Fin XIXème, d’autres inventeurs se lancent dans la conception du vélo pliable, avec des mécanismes ingénieux pour l’époque : l’histoire retiendra notamment :
- William Crowe qui a déposé un brevet pour guidon pliant en 1899 sur son « cycle pliant Faun »
- Michael B. Ryan qui a proposé le vélo pliant Dwyer en 1896
A partir du début du XXème, les vélos pliants se développent partout en Europe, aux USA et jusqu’au Japon.
Le vélo pliant a été utilisé très largement pendant la première guerre mondiale, et notamment dans les régiments de parachutistes, qui pouvaient ainsi atterrir à peu près n’importe où et se déplacer rapidement au sol. Toutes les armées ont utilisé des vélos pliants pendant un temps : Italie, Suisse, Etats-Unis, etc… En Suisse, un régiment à bicyclette a été actif jusqu’au début des années 2000 !
Etrangement, jusqu’ici les roues sont le plus souvent du diamètre de celles d’un vélo classique. Dès 1909, la bicyclette pliante « Fongers », de marque hollandaise, utilise des roues de 16 pouces, mais c’est plutôt dans les années 20/30 que les inventeurs pensent plus systématiquement à réduire la dimension de celles-ci comme sur les vélos Katakura au Japon.
Rendre le vélo pliant plus compact, plus performant, plus esthétique
Ensuite, une longue phase sans évolution notable se passe ; c’est seulement dans les années 50/60 que le vélo pliant retrouve ses lettres de noblesse.
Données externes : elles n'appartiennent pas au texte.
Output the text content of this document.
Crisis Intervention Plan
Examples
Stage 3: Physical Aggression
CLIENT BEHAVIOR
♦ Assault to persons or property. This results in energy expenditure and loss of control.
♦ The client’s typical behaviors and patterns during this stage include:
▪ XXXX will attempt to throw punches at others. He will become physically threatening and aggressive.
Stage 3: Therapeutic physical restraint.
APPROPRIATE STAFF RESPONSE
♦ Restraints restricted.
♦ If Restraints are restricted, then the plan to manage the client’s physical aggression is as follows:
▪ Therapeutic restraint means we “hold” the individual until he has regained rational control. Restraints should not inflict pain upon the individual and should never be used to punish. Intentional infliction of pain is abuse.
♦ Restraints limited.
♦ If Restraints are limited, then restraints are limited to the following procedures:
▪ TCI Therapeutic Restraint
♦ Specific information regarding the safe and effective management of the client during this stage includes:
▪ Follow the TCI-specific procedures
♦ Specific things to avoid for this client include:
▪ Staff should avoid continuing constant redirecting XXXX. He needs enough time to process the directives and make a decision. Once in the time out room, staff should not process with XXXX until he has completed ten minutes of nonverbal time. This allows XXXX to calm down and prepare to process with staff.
Le vélo pliant Louison Bobet nait dans une grande aventure familiale : Pierre Fonteneau avait acheté une fabrique de cycles à Nantes au début du siècle ; il crée la marque Stella, qui a pour volonté de proposer des vélos haut de gamme. Le champion cycliste Louison Bobet gagne deux fois le Tour de France sur un vélo Stella et devient l’emblème de la marque. Le vélo pliant éponyme portera son nom : le pocket-bi est l’une des dernières inventions de Pierre Fonteneau.
1975 est l’année de naissance du Brompton : vélo pliant légendaire créé par Andrew Ritchie. Il fait ses premiers croquis chez lui, tout près de l’oratoire de Londres, sur la Brompton road. Le nom de ce vélo pliant est tout naturellement trouvé ! Le véritable début de la production est lancé en 1981 et une usine est créée à Londres, dans le quartier de Brentford. Des boutiques Brompton Junction ouvrent dans le monde entier et ce jusqu’au Japon. Brompton est devenue une marque emblématique et fédère une communauté de passionnés autour d’elle.
De son côté, Alex Eric Moulton, Anglais lui aussi et ingénieur de formation, qui avait d’ailleurs croisé la route d’Andrew Ritchie, travaille sur un vélo démontable ; en effet, le principe même du vélo Moulton est qu’il est séparable en deux. C’est aussi le premier vélo pliant au monde qui possède une suspension. Elle améliore considérablement le confort du cycliste. Le premier modèle, le spaceframe sort de l’usine en 1979 alors et le modèle plus abouti, l’AMB (Alex Moulton Bicycle) voit le jour quatre ans plus tard.
Quelques années plus tard, David Hon, physicien de métier, lance avec son frère ses premiers vélos pliants sous la marque Dahon. C’est un inventeur, qui travaille plusieurs années chez lui à un concept de vélo pliant. Le siège de la société Dahon est en Californie ; elle a déposé plus de 200 brevets autour du pliage du vélo.
Plus tard, suite à une scission familiale, c’est Joshua Hon, le fils de David, qui part de Dahon et qui crée de son côté à son tour la société Tern, qui a son siège social à Taipei (Taiwan). Un accord est trouvé en 2003 et Tern est présentée pour la première fois au salon Eurobike en 2011. Le nom de la marque signifie la « sterne », une espèce d’hirondelle… un nom qui en dit long pour celui qui est finalement parti voler de ses propres ailes !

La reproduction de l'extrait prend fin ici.